Among such persons it may perhaps be thought that our friend should be classed; and it cannot be doubted that in a more conspicuous field of action, he might have distinguished himself, and obtained a splendid fortune. But for distinction he never entertained the slightest desire, and with the goods of fortune which had fallen to his share he was perfectly contented. But was he favourably situated for his intellectual advancement?—which if such an enquiry had come before him concerning any other person, is what he would have considered to be the question-issimus. I answer without the slightest hesitation, that he was.

In London he might have mounted a Physician's wig, have ridden in his carriage, have attained the honours of the College, and added F. R. S. to his professional initials. He might, if Fortune opening her eyes had chosen to favour desert, have become Sir Daniel Dove, Bart. Physician to his Majesty. But he would then have been a very different person from the Dr. Dove of Doncaster, whose memory will be transmitted to posterity in these volumes, and he would have been much less worthy of being remembered. The course of such a life would have left him no leisure for himself; and metropolitan society in rubbing off the singularities of his character, would just in the same degree have taken from its strength.

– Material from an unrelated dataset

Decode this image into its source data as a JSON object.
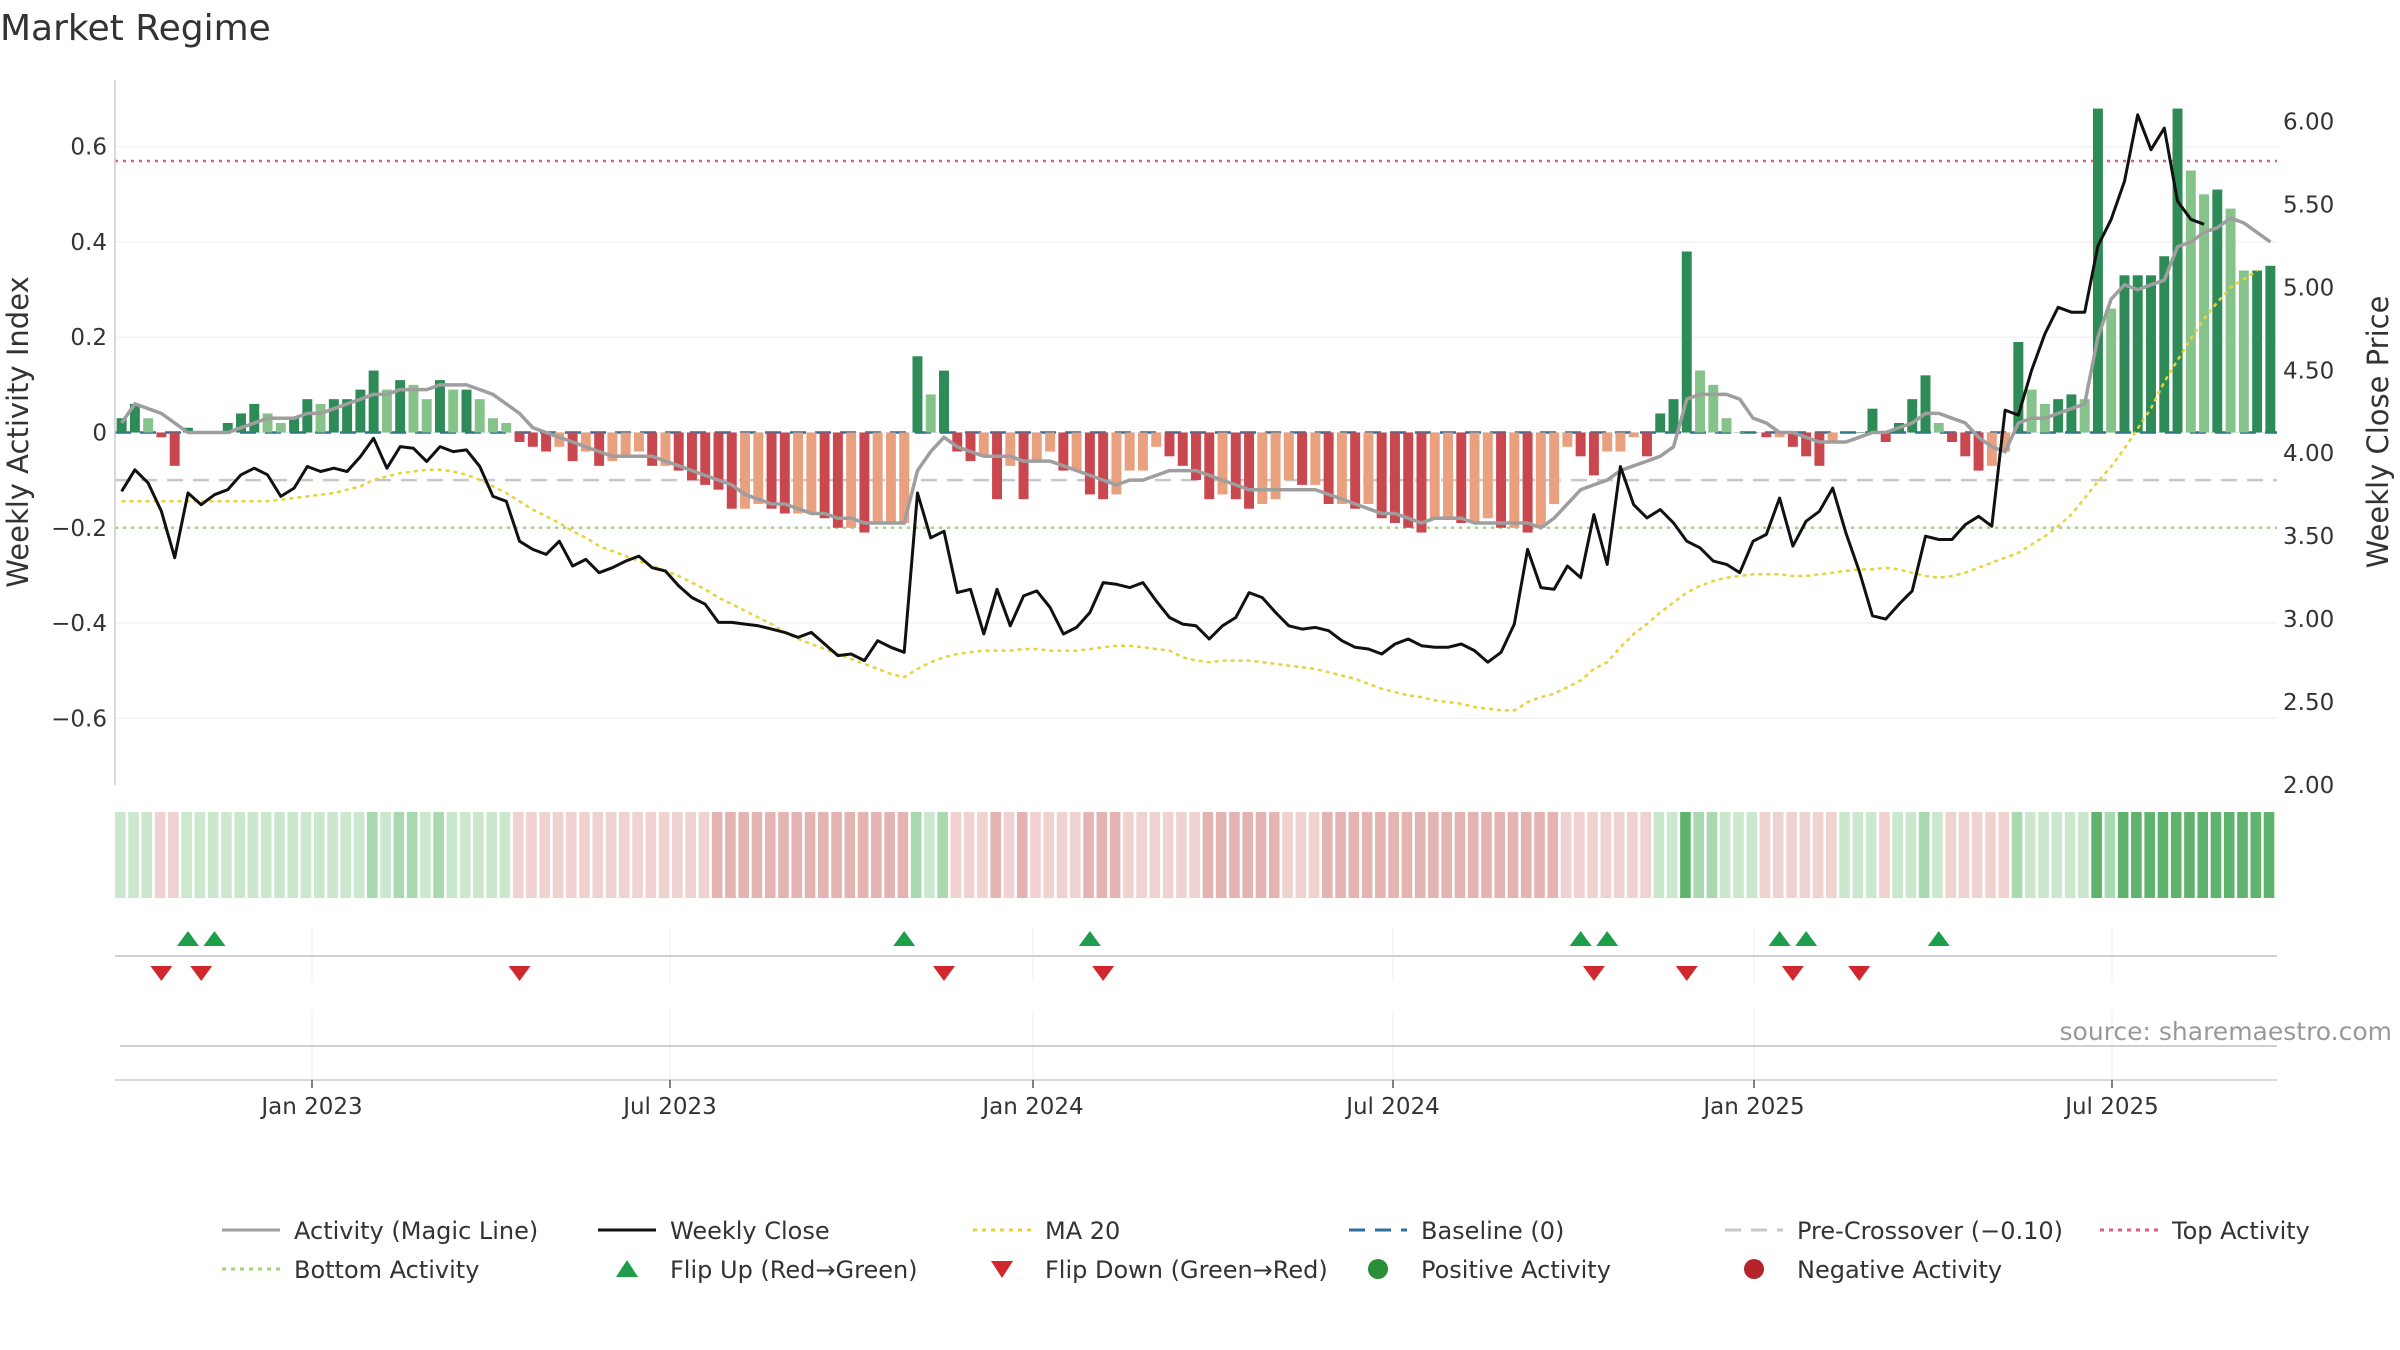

It is a pretty general opinion that no society can be so bad as that of a small country town; and certain it is that such towns offer little or no choice. You must take what they have and make the best of it. But there are not many persons to whom circumstances allow much latitude of choice any where except in those public places, as they are called, where the idle and the dissipated, like birds of a feather, flock together. In any settled place of residence men are circumscribed by station and opportunities, and just as much in the capital, as in a provincial town. No one will be disposed to regret this, if he observes where men have most power of chusing their society, how little benefit is derived from it, or in other words with how little wisdom it is used.

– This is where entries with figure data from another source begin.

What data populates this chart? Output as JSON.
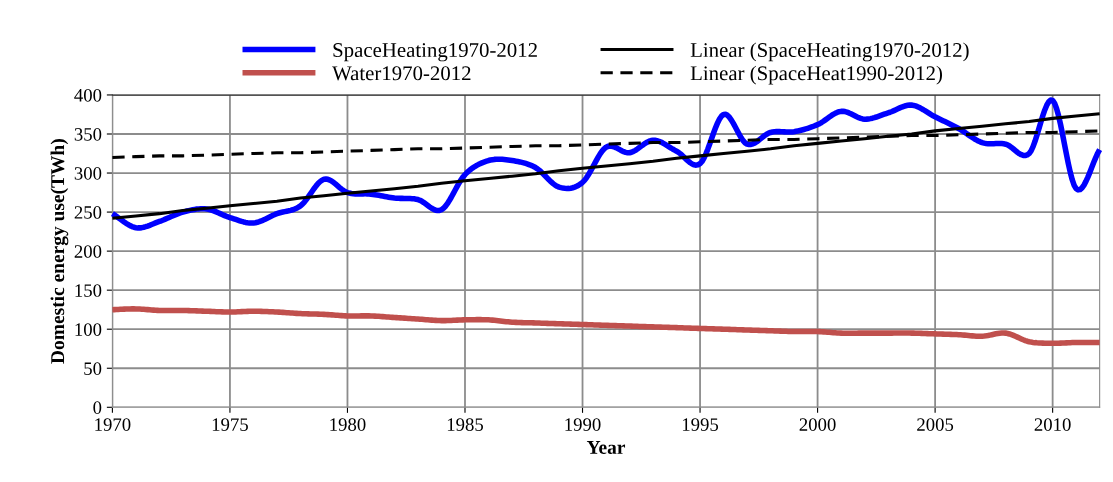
{
  "chart_data": {
    "type": "line",
    "xlabel": "Year",
    "ylabel": "Domestic energy use(TWh)",
    "xlim": [
      1970,
      2012
    ],
    "xticks": [
      1970,
      1975,
      1980,
      1985,
      1990,
      1995,
      2000,
      2005,
      2010
    ],
    "ylim": [
      0,
      400
    ],
    "yticks": [
      0,
      50,
      100,
      150,
      200,
      250,
      300,
      350,
      400
    ],
    "grid": true,
    "legend": "top",
    "marker": "none",
    "x": [
      1970,
      1971,
      1972,
      1973,
      1974,
      1975,
      1976,
      1977,
      1978,
      1979,
      1980,
      1981,
      1982,
      1983,
      1984,
      1985,
      1986,
      1987,
      1988,
      1989,
      1990,
      1991,
      1992,
      1993,
      1994,
      1995,
      1996,
      1997,
      1998,
      1999,
      2000,
      2001,
      2002,
      2003,
      2004,
      2005,
      2006,
      2007,
      2008,
      2009,
      2010,
      2011,
      2012
    ],
    "series": [
      {
        "name": "SpaceHeating1970-2012",
        "color": "#0000ff",
        "line_style": "solid",
        "values": [
          248,
          230,
          238,
          250,
          254,
          243,
          236,
          248,
          258,
          292,
          275,
          273,
          268,
          266,
          253,
          298,
          316,
          316,
          307,
          282,
          288,
          333,
          326,
          342,
          328,
          312,
          375,
          337,
          352,
          353,
          362,
          379,
          369,
          377,
          387,
          372,
          357,
          339,
          337,
          325,
          393,
          280,
          330
        ]
      },
      {
        "name": "Water1970-2012",
        "color": "#c0504d",
        "line_style": "solid",
        "values": [
          125,
          126,
          124,
          124,
          123,
          122,
          123,
          122,
          120,
          119,
          117,
          117,
          115,
          113,
          111,
          112,
          112,
          109,
          108,
          107,
          106,
          105,
          104,
          103,
          102,
          101,
          100,
          99,
          98,
          97,
          97,
          95,
          95,
          95,
          95,
          94,
          93,
          91,
          95,
          84,
          82,
          83,
          83
        ]
      },
      {
        "name": "Linear (SpaceHeating1970-2012)",
        "color": "#000000",
        "line_style": "solid",
        "values": [
          242,
          245,
          248,
          252,
          255,
          258,
          261,
          264,
          268,
          271,
          274,
          277,
          280,
          283,
          287,
          290,
          293,
          296,
          299,
          303,
          306,
          309,
          312,
          315,
          319,
          322,
          325,
          328,
          331,
          335,
          338,
          341,
          344,
          347,
          350,
          354,
          357,
          360,
          363,
          366,
          370,
          373,
          376
        ]
      },
      {
        "name": "Linear (SpaceHeat1990-2012)",
        "color": "#000000",
        "line_style": "dashed",
        "values": [
          320,
          321,
          322,
          322,
          323,
          324,
          325,
          326,
          326,
          327,
          328,
          329,
          330,
          331,
          331,
          332,
          333,
          334,
          335,
          335,
          336,
          337,
          338,
          339,
          339,
          340,
          341,
          342,
          343,
          343,
          344,
          345,
          346,
          347,
          348,
          348,
          349,
          350,
          351,
          352,
          352,
          353,
          354
        ]
      }
    ]
  }
}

After all, the common varieties of human character will be found distributed in much the same proportion everywhere, and in most places there will be a sprinkling of the uncommon ones. Everywhere you may find the selfish and the sensual, the carking and the careful, the cunning and the credulous, the worldling and the reckless. But kind hearts are also every where to be found, right intentions, sober minds, and private virtues,—for the sake of which let us hope that God may continue to spare this hitherto highly-favoured nation, notwithstanding the fearful amount of our public and manifold offences.

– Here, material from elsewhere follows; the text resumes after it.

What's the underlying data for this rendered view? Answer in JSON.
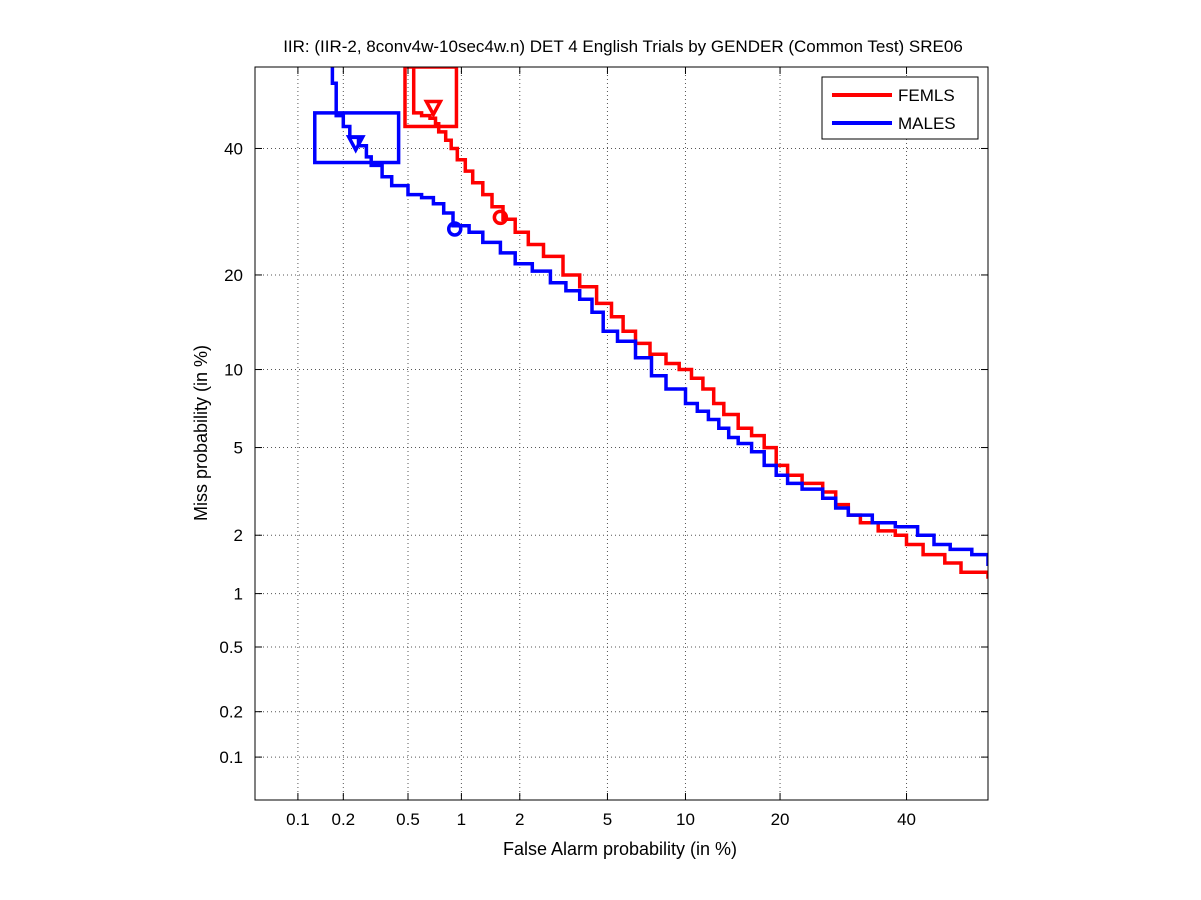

The society then of Doncaster, in the middle of the last century, was like that of any other country town which was neither the seat of manufactures, nor of a Bishop's see; in either of which more information of a peculiar kind would have been found,—more active minds, or more cultivated ones. There was enough of those eccentricities for which the English above all other people are remarkable, those aberrations of intellect which just fail to constitute legal insanity, and which, according to their degree, excite amusement, or compassion. Nor was the town without its full share of talents; these there was little to foster and encourage, but happily there was nothing to pervert and stimulate them to a premature and mischievous activity.